Agreed, I was in the calibration field for a couple of years. Those kinds of tolerances are hard to obtain for a price any of us would consider and any slight bump or weather/environmental change would render the knife almost useless. Those kinds of tolerances are seen in laboratory settings where almost every variable is controlled, even to the point of radio frequencies being blocked out. Humidity and temperature has to be controlled to a very exact range,
That's if we're only talking about the mechanics being that tight. If they somehow have a lab set up and make the grinds to that level of accuracy, then I guess it could be done if the company was willing to constantly finely adjust, and I mean constantly, the settings. They'd also need to constantly recalibrate each machine to ensure tolerances were met, which most of the time it's not that simple. Also, given the fact that an absolute number was given instead of a range, that leads me to suspect some loose words were said.

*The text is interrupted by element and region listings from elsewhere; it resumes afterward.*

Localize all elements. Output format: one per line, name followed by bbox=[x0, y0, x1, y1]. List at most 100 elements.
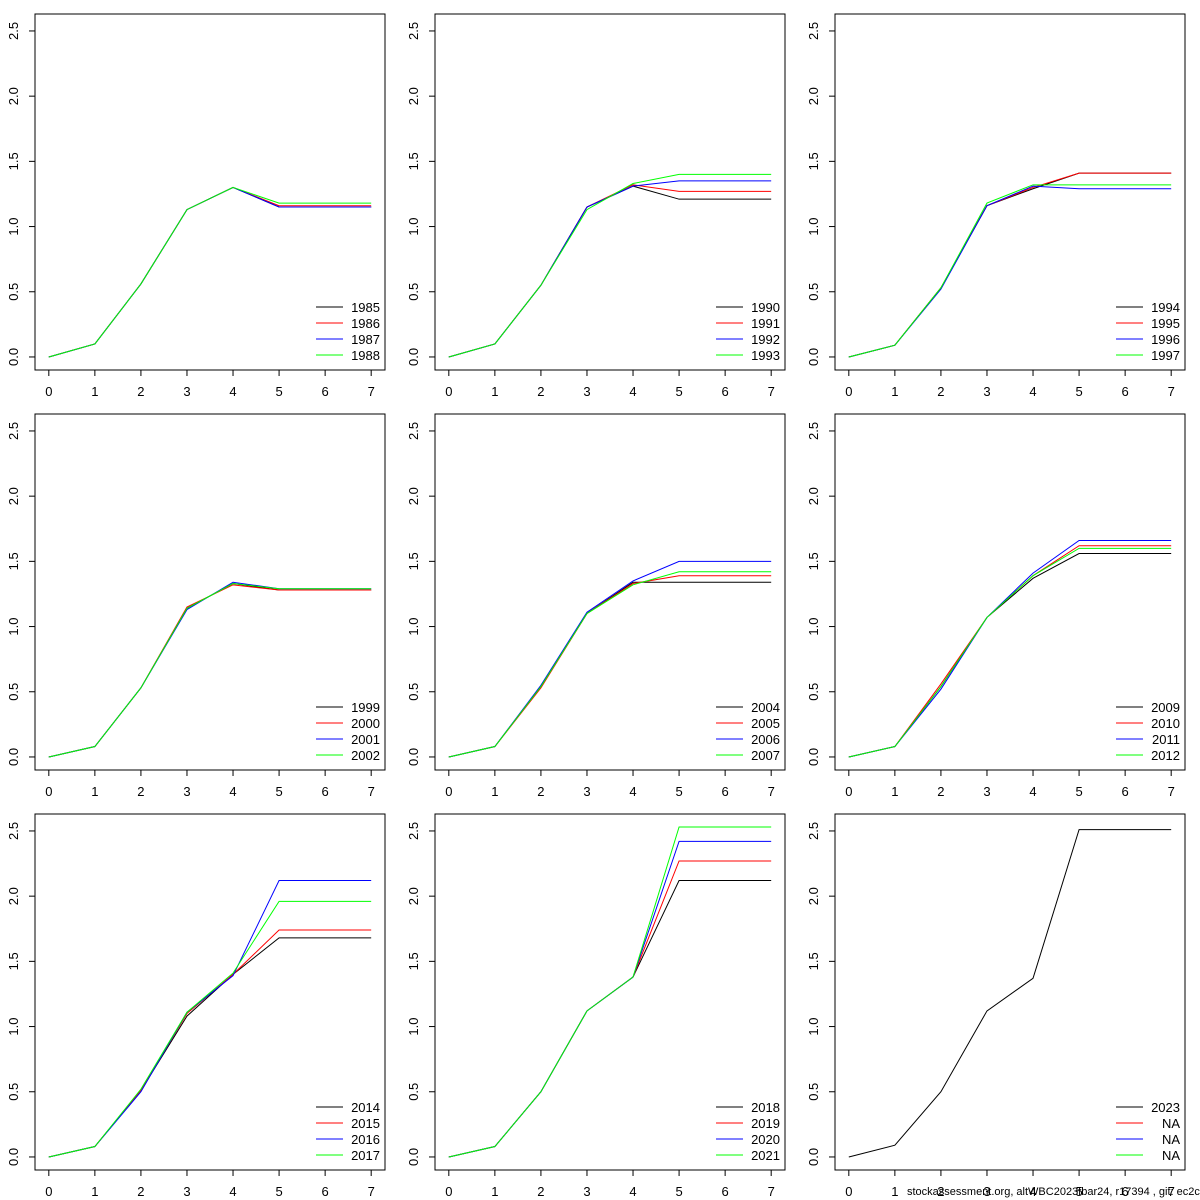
x-tick-label: 7 bbox=[1168, 1184, 1175, 1199]
x-tick-label: 5 bbox=[1075, 1184, 1082, 1199]
y-tick-label: 0.0 bbox=[6, 1148, 21, 1166]
y-tick-label: 2.0 bbox=[806, 887, 821, 905]
series-line bbox=[848, 172, 1172, 358]
x-tick-label: 7 bbox=[1168, 384, 1175, 399]
x-tick-label: 3 bbox=[583, 784, 590, 799]
series-line bbox=[848, 172, 1172, 358]
plot-frame bbox=[434, 813, 786, 1171]
x-tick-label: 0 bbox=[845, 384, 852, 399]
x-tick-label: 7 bbox=[1168, 784, 1175, 799]
x-tick-label: 0 bbox=[445, 1184, 452, 1199]
plot-frame bbox=[834, 413, 1186, 771]
series-line bbox=[848, 545, 1172, 758]
x-tick-label: 7 bbox=[768, 384, 775, 399]
legend-label: 2006 bbox=[751, 732, 780, 747]
x-tick-label: 2 bbox=[537, 384, 544, 399]
legend-label: 2017 bbox=[351, 1148, 380, 1163]
x-tick-label: 0 bbox=[445, 384, 452, 399]
plot-frame bbox=[834, 813, 1186, 1171]
x-tick-label: 6 bbox=[322, 384, 329, 399]
y-tick-label: 2.0 bbox=[6, 487, 21, 505]
series-line bbox=[448, 840, 772, 1158]
y-tick-label: 2.5 bbox=[6, 822, 21, 840]
legend-label: 2009 bbox=[1151, 700, 1180, 715]
x-tick-label: 6 bbox=[722, 384, 729, 399]
x-tick-label: 1 bbox=[891, 784, 898, 799]
x-tick-label: 3 bbox=[183, 1184, 190, 1199]
x-tick-label: 4 bbox=[1029, 1184, 1036, 1199]
series-line bbox=[48, 186, 372, 358]
series-line bbox=[848, 184, 1172, 358]
x-tick-label: 4 bbox=[629, 784, 636, 799]
y-tick-label: 0.5 bbox=[406, 1083, 421, 1101]
plot-frame bbox=[34, 813, 386, 1171]
y-tick-label: 0.5 bbox=[806, 283, 821, 301]
x-tick-label: 0 bbox=[45, 784, 52, 799]
y-tick-label: 2.0 bbox=[6, 887, 21, 905]
y-tick-label: 0.0 bbox=[806, 1148, 821, 1166]
y-tick-label: 2.5 bbox=[6, 422, 21, 440]
y-tick-label: 2.0 bbox=[406, 87, 421, 105]
y-tick-label: 2.5 bbox=[806, 822, 821, 840]
series-line bbox=[448, 880, 772, 1158]
y-tick-label: 1.0 bbox=[806, 618, 821, 636]
x-tick-label: 3 bbox=[983, 384, 990, 399]
x-tick-label: 7 bbox=[368, 784, 375, 799]
legend-label: 1992 bbox=[751, 332, 780, 347]
legend-label: 2005 bbox=[751, 716, 780, 731]
legend-label: NA bbox=[1162, 1148, 1180, 1163]
legend-label: 2014 bbox=[351, 1100, 380, 1115]
y-tick-label: 0.0 bbox=[406, 748, 421, 766]
y-tick-label: 1.5 bbox=[406, 952, 421, 970]
y-tick-label: 2.5 bbox=[806, 422, 821, 440]
x-tick-label: 6 bbox=[1122, 1184, 1129, 1199]
y-tick-label: 1.5 bbox=[806, 952, 821, 970]
legend-label: 1985 bbox=[351, 300, 380, 315]
legend-label: 1996 bbox=[1151, 332, 1180, 347]
series-line bbox=[48, 186, 372, 358]
y-tick-label: 0.5 bbox=[6, 683, 21, 701]
y-tick-label: 2.0 bbox=[6, 87, 21, 105]
x-tick-label: 6 bbox=[722, 784, 729, 799]
legend-label: 1986 bbox=[351, 316, 380, 331]
legend-label: 1999 bbox=[351, 700, 380, 715]
y-tick-label: 0.5 bbox=[806, 683, 821, 701]
legend-label: NA bbox=[1162, 1132, 1180, 1147]
series-line bbox=[48, 186, 372, 358]
series-line bbox=[848, 553, 1172, 758]
x-tick-label: 7 bbox=[368, 384, 375, 399]
x-tick-label: 6 bbox=[1122, 784, 1129, 799]
y-tick-label: 2.5 bbox=[406, 422, 421, 440]
y-tick-label: 1.0 bbox=[6, 218, 21, 236]
x-tick-label: 4 bbox=[629, 384, 636, 399]
legend-label: 2000 bbox=[351, 716, 380, 731]
plot-frame bbox=[834, 13, 1186, 371]
legend-label: 2015 bbox=[351, 1116, 380, 1131]
plot-frame bbox=[434, 13, 786, 371]
legend-label: 1990 bbox=[751, 300, 780, 315]
x-tick-label: 5 bbox=[275, 384, 282, 399]
legend-label: 1997 bbox=[1151, 348, 1180, 363]
x-tick-label: 1 bbox=[891, 1184, 898, 1199]
y-tick-label: 1.5 bbox=[406, 552, 421, 570]
legend-label: 2002 bbox=[351, 748, 380, 763]
legend-label: 2011 bbox=[1152, 732, 1180, 747]
x-tick-label: 1 bbox=[491, 784, 498, 799]
y-tick-label: 1.5 bbox=[6, 552, 21, 570]
x-tick-label: 2 bbox=[537, 784, 544, 799]
x-tick-label: 1 bbox=[91, 384, 98, 399]
series-line bbox=[448, 860, 772, 1158]
y-tick-label: 1.0 bbox=[6, 618, 21, 636]
series-line bbox=[48, 880, 372, 1158]
y-tick-label: 2.0 bbox=[806, 487, 821, 505]
x-tick-label: 1 bbox=[891, 384, 898, 399]
y-tick-label: 2.5 bbox=[806, 22, 821, 40]
footer: stockassessment.org, altWBC2023fbar24, r… bbox=[907, 1186, 1200, 1198]
series-line bbox=[848, 539, 1172, 758]
x-tick-label: 5 bbox=[675, 784, 682, 799]
legend-label: 2010 bbox=[1151, 716, 1180, 731]
x-tick-label: 3 bbox=[183, 384, 190, 399]
x-tick-label: 0 bbox=[45, 384, 52, 399]
x-tick-label: 0 bbox=[45, 1184, 52, 1199]
series-line bbox=[848, 185, 1172, 358]
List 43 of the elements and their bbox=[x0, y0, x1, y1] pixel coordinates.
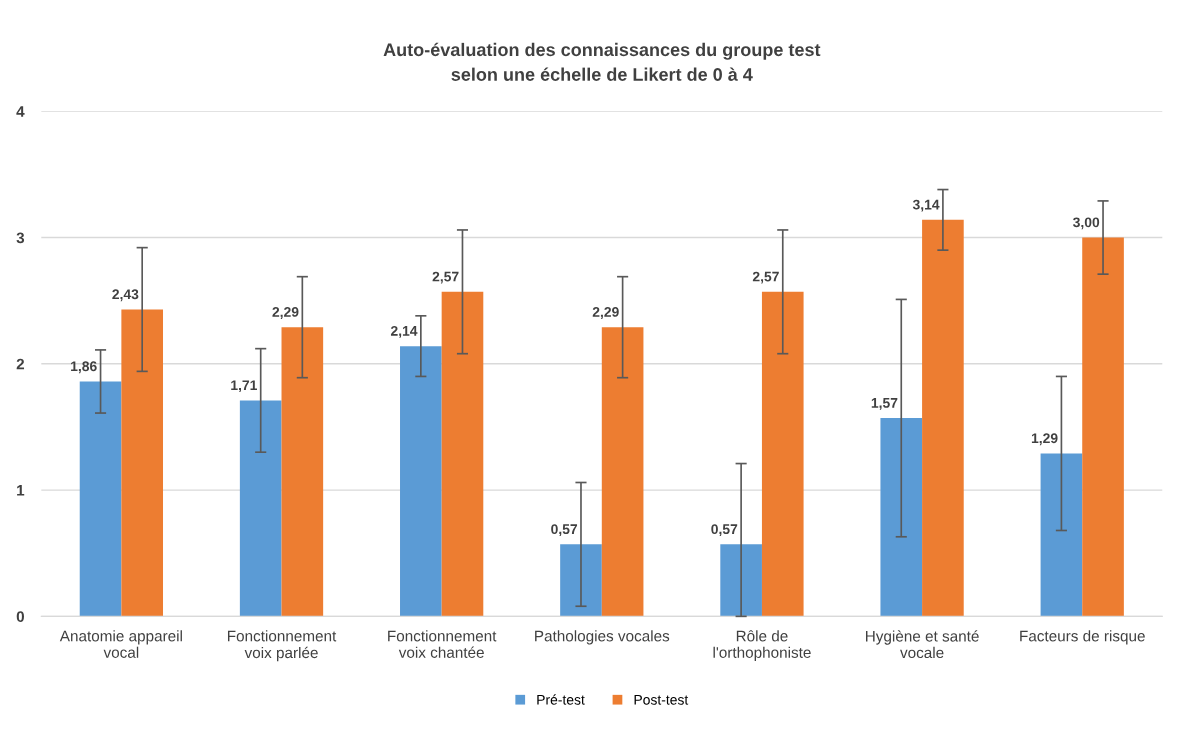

For whatever it's worth, I worked in a type 3 calibration laboratory, with some specialists working in the same small building as me in type 2 labs. For those of you unfamiliar, there's only one type 1 lab in the country last time I was in the know, and that's NIST, the national institution of standards technology (the people who define what a inch means, or a second, or a gram, or any other unit of measure) and a handful of type 2 labs, which are only slightly less capable than a type 1. They could make something to those specs, but it'd come at a lot higher price than 500 or 1000 bucks. The amount of work that goes into creating a level surface that accurate is not easily done in any setting. If it's true, then awesome, but they'd need to show the calibration reports on machines that are known to NIST (or the Japanese equivalent vis a vis Rockstead) to be able to prove such statements.